Desde que inicié este diario del año de Londres, debo
reconocer que la capital británica está presente siempre en mis pensamientos y
busco con interés cualquier asunto, tema o noticia que tenga que ver con ella.
Pero a veces la casualidad me trae a los ojos la presencia de la ciudad de
Dickens o Sherlok Holmes. Anoche, sin ir más lejos, ante lo anodino de la
programación televisiva y como preparación para el sueño, nos pusimos a ver un
episodio ya comenzado de una de nuestras series favoritas, junto a la de Mentes criminales; me refiero a Castle, cuyo protagonista es un escritor
de novelas policíacas que acompaña a una inspectora, de la que está enamorado,
a resolver los casos criminales más enrevesados (el de anoche tenía que ver con
un diamante fabricado en torno al cual ocurre un extraño asesinato).
Y cuál no sería nuestra sorpresa cuando al acabar
dicho episodio, la programación nos ofreció uno de la serie Elementary, otra que nos atrae bastante
por la condición extravagante del protagonista, esta vez nada más ni nada menos
que Sherlok Holmes, un Sherlok Holmes mucho más joven que el que creó Doyle que
trabaja como detective asesor para la policía neoyorkina, acompañado en la
serie, para mayor sorpresa de los seguidores del famoso detective, por una
doctora Watson de rasgos orientales, bella y tan inteligente o más que el
originario galeno.
Pues bien, resulta que en vez de estar el episodio
ambientado, como la mayoría de ellos, en Nueva York, transcurre todo él en
Londres. Sí, en Londres, porque el detective se ve obligado a ayudar a un viejo
colega suyo de Scotland Yard a resolver un caso en el que una mujer es
asesinada por un arma fabricada en una impresora de 3D. La trama en este caso
era lo de menos; lo que nos importaba de verdad era ver pasar ante nuestros
ojos parte del Londres que podremos ver, si Dios quiere, en poco menos de seis
meses de verdad, sin intermediarios de ninguna clase. Y allí aparecieron, el
Támesis, la Torre, el Parlamento, el Big-Ben, Trafalgar Square… Precisamente en
esta singular plaza vemos bajar a Holmes y a Watson por la escalinata de la National
Gallery para acercarse a la columna de Nelson a cuyos pies tiene lugar el
contacto con alguien que deja en el bolso de la bella doctora un sobre con la
relación de impresoras de 3D, una de las cuales era la que había fabricado la
pistola de plástico asesina.
Después de casi un mes he vuelto a subir a Tossa:
sabía que el mar –por las mañanas triste acero, azul sereno por las tardes—me
llamaba insistentemente echándome de menos con igual fuerza que yo a él.
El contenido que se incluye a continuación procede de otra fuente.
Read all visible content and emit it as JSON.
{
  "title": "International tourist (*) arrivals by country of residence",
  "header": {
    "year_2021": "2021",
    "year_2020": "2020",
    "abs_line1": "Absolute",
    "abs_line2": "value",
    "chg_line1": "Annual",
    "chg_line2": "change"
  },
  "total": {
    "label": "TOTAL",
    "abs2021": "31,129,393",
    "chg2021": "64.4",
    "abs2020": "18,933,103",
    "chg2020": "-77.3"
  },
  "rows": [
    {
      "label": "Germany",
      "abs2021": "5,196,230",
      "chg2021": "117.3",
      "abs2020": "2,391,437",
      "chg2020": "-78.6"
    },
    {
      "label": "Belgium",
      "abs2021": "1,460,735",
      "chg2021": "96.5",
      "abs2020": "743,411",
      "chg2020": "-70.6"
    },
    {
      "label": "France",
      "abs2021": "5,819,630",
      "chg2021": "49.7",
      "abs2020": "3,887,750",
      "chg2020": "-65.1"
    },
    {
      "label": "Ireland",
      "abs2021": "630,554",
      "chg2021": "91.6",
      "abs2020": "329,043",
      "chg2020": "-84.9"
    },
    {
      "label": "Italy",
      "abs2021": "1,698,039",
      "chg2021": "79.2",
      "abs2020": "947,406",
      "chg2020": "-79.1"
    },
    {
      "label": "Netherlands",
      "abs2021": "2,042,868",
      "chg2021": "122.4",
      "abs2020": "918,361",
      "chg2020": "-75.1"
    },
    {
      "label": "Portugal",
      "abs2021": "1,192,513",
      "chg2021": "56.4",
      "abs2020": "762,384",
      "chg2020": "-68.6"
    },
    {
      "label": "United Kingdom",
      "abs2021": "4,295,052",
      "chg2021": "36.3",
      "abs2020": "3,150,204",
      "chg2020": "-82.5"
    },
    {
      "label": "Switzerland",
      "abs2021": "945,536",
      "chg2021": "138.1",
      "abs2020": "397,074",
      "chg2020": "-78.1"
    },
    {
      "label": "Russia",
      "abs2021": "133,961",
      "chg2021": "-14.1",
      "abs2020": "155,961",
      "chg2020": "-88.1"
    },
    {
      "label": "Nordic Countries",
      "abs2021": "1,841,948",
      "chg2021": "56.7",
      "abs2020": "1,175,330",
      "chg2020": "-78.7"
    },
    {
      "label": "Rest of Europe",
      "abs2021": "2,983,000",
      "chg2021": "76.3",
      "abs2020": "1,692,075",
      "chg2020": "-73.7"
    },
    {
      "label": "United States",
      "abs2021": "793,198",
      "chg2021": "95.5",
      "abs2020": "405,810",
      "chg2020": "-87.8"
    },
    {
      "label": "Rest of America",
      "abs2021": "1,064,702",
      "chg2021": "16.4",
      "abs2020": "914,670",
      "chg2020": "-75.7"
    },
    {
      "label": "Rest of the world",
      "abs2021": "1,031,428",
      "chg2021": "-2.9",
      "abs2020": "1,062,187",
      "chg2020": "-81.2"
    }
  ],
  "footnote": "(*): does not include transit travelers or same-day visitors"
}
Cuando en mi ruta con la bici pasaba por el paseo
camino de la Mar Menuda, como hago siempre, vi que los empleados del
ayuntamiento estaban cambiando las farolas del paseo. Esa fue la única señal de
vida humana que encontré en mi ruta con la bici. Y es que el pueblo se pasa el
invierno durmiendo. En cambio, el que no duerme nunca es el mar, que prosigue
respirando en las arenas junto a la nerviosa risa de las gaviotas posadas en la
isla de la bahía.
Pero aún así disfruto atravesando las calles
encerradas en su silencio, esperando impacientes la llegada de otra temporada
de turistas. En cuanto a mí, prefiero que los turistas sigan en sus ciudades
entregados a sus quehaceres cotidianos, y cuando llegue el verano, que hagan lo
que quieran, como si quieren seguir visitando a nuestro pueblo. Masificado
entonces, ya no importa gran cosa que haya unos miles de forasteros más.
De momento, yo paso con mi bici por delante de los
bares y hoteles cerrados, de las tiendas de recuerdos hechas sólo recuerdo de
un verano que fue mágico como todos y, como todos, forma ahora parte del
olvido…
Atravieso como una exhalación de un presente poderoso,
irrefrenable, este pueblo que ahora por fin puedo decir que es mío, y salgo al
aire abierto, aromado de peces que es el mar.